しかしそう言うと、彼は困ったように目を伏せたのである。
『……君の言う事も一理ある。だが、成功率が最も高そうなのもこの方法なんだ』
『どういうことです』
『これは経験における推測、あるいは希望的観測でしかないんだがね。強烈な痛みでもショックでも、何でもいい。一瞬だけでも、狂気の中で自我を取り戻せるなら。……私は、きっと君の声を逃さず掴み、戻って来られると思ったんだ』
『……』
『それだけだよ』
――僕の声“なら”。
その一言に、当時の僕は大いに動揺したのだろう。つい、彼にも分かるぐらいはっきりと頷いてしまっていたのだ。

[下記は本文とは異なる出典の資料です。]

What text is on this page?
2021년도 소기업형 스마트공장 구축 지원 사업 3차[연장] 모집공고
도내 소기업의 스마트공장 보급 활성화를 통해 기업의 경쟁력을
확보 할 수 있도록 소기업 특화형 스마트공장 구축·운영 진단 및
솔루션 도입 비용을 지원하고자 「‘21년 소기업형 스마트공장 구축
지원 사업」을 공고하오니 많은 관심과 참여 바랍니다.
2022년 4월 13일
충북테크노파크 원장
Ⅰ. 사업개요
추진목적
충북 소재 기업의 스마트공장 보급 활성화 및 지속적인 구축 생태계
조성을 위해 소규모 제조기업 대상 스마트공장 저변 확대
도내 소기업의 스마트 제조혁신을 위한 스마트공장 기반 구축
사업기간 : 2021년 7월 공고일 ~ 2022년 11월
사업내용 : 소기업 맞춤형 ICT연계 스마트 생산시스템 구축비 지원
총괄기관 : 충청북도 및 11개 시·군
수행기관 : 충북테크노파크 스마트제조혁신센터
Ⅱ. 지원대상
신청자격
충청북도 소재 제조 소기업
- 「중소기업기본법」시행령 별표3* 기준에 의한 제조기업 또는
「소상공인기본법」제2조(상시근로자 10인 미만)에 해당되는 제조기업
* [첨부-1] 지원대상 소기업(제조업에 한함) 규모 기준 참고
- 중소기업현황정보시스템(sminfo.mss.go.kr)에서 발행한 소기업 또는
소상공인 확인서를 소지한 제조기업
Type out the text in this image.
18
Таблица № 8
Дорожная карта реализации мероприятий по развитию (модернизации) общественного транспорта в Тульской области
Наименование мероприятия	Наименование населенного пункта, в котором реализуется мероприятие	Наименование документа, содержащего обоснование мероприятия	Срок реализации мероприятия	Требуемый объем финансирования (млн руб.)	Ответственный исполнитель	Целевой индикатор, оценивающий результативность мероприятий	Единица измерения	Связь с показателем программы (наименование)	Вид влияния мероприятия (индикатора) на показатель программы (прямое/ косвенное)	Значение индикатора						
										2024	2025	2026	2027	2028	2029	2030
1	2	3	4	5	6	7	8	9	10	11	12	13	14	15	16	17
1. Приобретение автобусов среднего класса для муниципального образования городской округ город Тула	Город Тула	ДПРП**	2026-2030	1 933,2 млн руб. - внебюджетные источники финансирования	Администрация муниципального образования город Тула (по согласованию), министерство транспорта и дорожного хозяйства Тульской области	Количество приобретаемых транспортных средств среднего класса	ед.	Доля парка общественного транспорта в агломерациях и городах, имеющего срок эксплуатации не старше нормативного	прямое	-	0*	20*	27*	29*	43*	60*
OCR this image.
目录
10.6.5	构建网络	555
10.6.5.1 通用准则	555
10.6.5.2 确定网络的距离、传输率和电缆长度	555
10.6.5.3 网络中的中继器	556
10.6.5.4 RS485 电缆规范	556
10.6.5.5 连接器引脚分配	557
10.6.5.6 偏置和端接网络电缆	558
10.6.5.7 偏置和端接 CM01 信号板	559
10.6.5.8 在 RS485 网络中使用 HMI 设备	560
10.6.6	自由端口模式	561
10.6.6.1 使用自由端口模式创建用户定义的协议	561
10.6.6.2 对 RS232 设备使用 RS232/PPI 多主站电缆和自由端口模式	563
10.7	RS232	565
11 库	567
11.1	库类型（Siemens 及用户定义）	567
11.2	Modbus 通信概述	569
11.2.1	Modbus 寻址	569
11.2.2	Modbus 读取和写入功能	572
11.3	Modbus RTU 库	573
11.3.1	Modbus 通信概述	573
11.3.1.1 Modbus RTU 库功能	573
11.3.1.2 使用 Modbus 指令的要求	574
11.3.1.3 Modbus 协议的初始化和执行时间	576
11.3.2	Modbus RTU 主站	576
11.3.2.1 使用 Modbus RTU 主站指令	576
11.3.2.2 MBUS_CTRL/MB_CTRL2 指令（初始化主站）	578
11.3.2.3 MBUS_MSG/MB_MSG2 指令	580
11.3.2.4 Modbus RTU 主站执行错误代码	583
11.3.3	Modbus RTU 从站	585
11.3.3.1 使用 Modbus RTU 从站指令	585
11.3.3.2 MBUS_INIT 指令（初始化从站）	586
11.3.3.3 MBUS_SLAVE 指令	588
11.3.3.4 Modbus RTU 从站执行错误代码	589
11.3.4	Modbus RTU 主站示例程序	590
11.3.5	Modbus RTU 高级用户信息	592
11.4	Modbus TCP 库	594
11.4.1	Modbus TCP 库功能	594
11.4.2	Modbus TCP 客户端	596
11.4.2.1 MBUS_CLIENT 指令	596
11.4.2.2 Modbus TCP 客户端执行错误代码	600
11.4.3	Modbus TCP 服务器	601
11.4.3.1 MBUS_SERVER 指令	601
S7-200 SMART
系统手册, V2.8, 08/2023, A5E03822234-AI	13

けれどやっぱり、自分がそんな大層な役割を担えるとは思えない。
かといって曽根崎さんを骨折させる覚悟も爪を剥ぐ覚悟も持てないまま、僕はここに来てしまっていたのだ。
「――」
行くぞ、と曽根崎さんの口が動く。怖いのか、頬が引き攣り不気味な笑顔になってしまっている。
――アンタの正気の錨でいられる自信も、アンタの体をボロボロにしてまで呪文を唱えさせる覚悟も、無い。もしかしたら、アンタの期待に沿えず酷く失望させてしまうかもしれない。
けれど。
「……どんと来いですよ」
……大丈夫ですよ。曽根崎さんはうまくやれますし、僕だってちゃんと正気に繋ぎ止めてみせます。
貴方と僕の仲でしょう。今だけでも、僕は曽根崎慎司が頼るにふさわしい人間になってやりますよ。
口角の上がったその顔を真似して、僕は返してやった。